Promotion/Relegation
- Relegated team(s): An Ríocht Saval

= 2019 Down Senior Football Championship =

The 2019 Down Senior Football Championship was the 111th official edition of Down GAA's premier Gaelic Football tournament for senior clubs in County Down. 16 teams competed with the winner representing Down in the Ulster Senior Club Football Championship. The tournament operated a double elimination format for the opening two rounds of the championship, with the winners and early round losers rejoining at the quarter-final stage.

Bredagh made their return to the senior grade after claiming the Down I.F.C. title in 2018.

St. Mary's Burren were the holders after they ended Kilcoo's run of six titles in a row, defeating the then defending champions on a scoreline of 2–12 to 2–09 in the 2018 final. They were unable to defend their title however, as they were eliminated in the quarter-final, losing to last year's finalists Kilcoo after a replay.

An Ríocht and Saval were relegated to the 2020 I.F.C. after finishing outside the top 15 ranked teams in the Down football leagues for 2018. They finished 5th and 8th (ranked 16th and 19th overall) in Division 2 respectively.

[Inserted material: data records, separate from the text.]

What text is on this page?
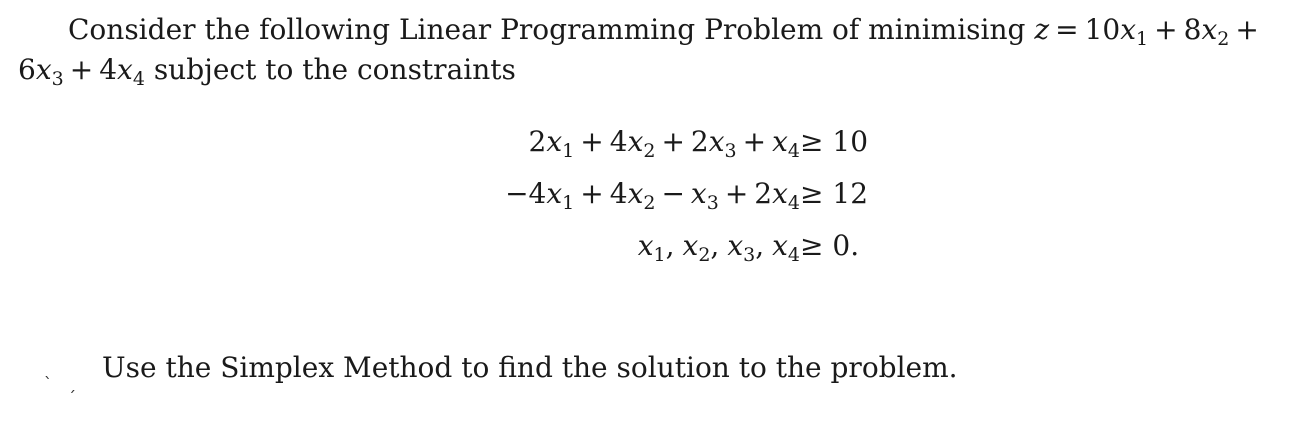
Consider the following Linear Programming Problem of minimising $z = 10x_1 + 8x_2$ +
$6x_3 + 4x_4$ subject to the constraints
$2x_1 + 4x_2 + 2x_3 + x_4 \ge 10$
$-4x_1 + 4x_2 - x_3 + 2x_4 \ge 12$
$x_1$, $x_2$, $x_3$, $x_4 \ge 0$.
ˋ ˏ Use the Simplex Method to find the solution to the problem.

Glenn John Martin's and Darragh Cross will replace them after they claimed the 2019 I.F.C. title and finished 4th (ranked 15th overall) in Division 2 respectively.

==Team changes==

The following teams have changed division since the 2018 championship season.

===To S.F.C.===
Promoted from 2018 Down I.F.C.
- Bredagh - (I.F.C. Champions)

===From S.F.C.===
Relegated to 2019 Down I.F.C.
- Glenn John Martin's - (5th in Div. 2 F.L.; ranked 17th overall in Down F.L.)

==Participating teams==
The following teams took part in the 2019 edition of the Down Senior Football Championship. –

- Division One

- Ballyholland Harps (semi-final)
- Bryansford (Round 3)
- Burren (quarter-final)
- Castlewellan (Round 2B)
- Clonduff (semi-final)
- Kilcoo (champions)
- Loughinisland (Round 3)
- Mayobridge (quarter-final)
- RGU Downpatrick (Round 2B)
- Rostrevor (Round 3)
- Warrenpoint (final)

- Division Two

- An Riocht (Round 2B)
- Bredagh (Round 3)
- Carryduff (quarter-final)
- Longstone (quarter-final)
- Saval (Round 2B)

==Round 1==
The 16 participating teams were placed into an open draw. Winning sides moved to Round 2A while losing sides went into Round 2B.

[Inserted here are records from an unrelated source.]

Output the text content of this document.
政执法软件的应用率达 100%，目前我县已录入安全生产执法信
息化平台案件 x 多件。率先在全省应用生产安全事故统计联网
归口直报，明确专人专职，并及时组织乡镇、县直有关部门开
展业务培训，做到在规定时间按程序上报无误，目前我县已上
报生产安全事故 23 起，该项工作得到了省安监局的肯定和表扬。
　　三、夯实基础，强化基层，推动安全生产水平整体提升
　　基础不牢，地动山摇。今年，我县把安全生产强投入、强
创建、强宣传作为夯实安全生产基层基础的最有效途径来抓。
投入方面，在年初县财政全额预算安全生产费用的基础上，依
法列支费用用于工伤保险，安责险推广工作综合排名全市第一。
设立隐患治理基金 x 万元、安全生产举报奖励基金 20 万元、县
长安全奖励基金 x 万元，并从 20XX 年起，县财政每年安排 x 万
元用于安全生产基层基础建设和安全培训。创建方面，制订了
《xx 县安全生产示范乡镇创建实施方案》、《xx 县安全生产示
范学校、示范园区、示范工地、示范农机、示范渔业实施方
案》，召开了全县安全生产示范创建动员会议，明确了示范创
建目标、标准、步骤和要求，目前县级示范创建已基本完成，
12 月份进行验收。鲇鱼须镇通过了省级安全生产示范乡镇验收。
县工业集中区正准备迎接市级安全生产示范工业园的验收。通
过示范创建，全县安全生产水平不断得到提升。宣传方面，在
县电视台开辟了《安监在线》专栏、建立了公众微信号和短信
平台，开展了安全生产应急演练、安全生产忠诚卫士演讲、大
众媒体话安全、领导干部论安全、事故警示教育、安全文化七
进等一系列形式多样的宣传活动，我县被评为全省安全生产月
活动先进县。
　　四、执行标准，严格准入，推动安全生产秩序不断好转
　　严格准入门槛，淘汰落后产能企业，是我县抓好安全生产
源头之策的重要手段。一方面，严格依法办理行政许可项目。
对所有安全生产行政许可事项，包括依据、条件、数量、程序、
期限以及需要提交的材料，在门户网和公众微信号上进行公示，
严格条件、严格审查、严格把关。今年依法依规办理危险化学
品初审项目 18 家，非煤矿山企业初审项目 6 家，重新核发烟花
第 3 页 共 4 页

 Game was originally scheduled for 10 August, but was postponed due to adverse weather conditions. The game was moved to 12 August.

==Round 2==

===Round 2A===
Round 2A featured the eight winning sides from Round 1, with an open draw to determine the fixtures. The winning sides progress directly to the quarter-final, with the losing sides moving into Round 3.

===Round 2B===
Round 2B saw the eight losing sides from Round 1 compete for a place in Round 3. The losing sides from this round were eliminated from the competition.

==Round 3==
Round 3 is a supplementary round for teams to have a second chance at reaching the quarter-final. This round features teams that have lost once so far in this year's Championship, either winning in Round 1 and losing in Round 2A, or losing in Round 1 but winning their Round 2B fixture. Losing sides in this round are eliminated from this year's competition.

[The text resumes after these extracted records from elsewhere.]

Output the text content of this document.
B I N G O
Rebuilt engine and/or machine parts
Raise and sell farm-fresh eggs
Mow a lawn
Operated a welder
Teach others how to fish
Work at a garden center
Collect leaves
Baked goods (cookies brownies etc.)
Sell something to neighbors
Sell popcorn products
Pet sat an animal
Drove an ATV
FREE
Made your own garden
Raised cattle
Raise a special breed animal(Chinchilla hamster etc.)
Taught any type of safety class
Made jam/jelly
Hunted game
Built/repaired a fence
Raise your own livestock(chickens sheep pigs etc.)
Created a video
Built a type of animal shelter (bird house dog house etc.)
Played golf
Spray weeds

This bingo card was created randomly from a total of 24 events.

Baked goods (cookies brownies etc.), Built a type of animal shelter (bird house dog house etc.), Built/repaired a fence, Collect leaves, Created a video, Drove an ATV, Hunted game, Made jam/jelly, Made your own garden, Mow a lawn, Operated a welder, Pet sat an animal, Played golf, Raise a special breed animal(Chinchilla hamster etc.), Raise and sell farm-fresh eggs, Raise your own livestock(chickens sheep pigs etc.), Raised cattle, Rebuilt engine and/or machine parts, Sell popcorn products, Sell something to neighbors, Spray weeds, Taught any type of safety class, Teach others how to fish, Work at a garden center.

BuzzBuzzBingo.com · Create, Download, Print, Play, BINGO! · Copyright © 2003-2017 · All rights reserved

This round is seeded, meaning in each fixture a Round 2A losing side will face a Round 2B winning side.

==Quarter-final==
The quarter final sees the two brackets rejoin, with the earlier Round 2A winners facing a Round 3 winner for a Semi-final spot.

==Semi-final==
The semi final will see the four winning sides face off for a place in this year's final. This round is an open draw from the four Quarter-final winners.

==Final==
The final was played between the two Semi-final winners, and took place at Páirc Esler, Newry.

Warrenpoint booked their place in their first final in 41 years, while in stark contrast their opponents Kilcoo had qualified for their 8th consecutive final. The teams have met one time before in the final, that was back in 1948 where Warrenpoint won the second of their three previous titles.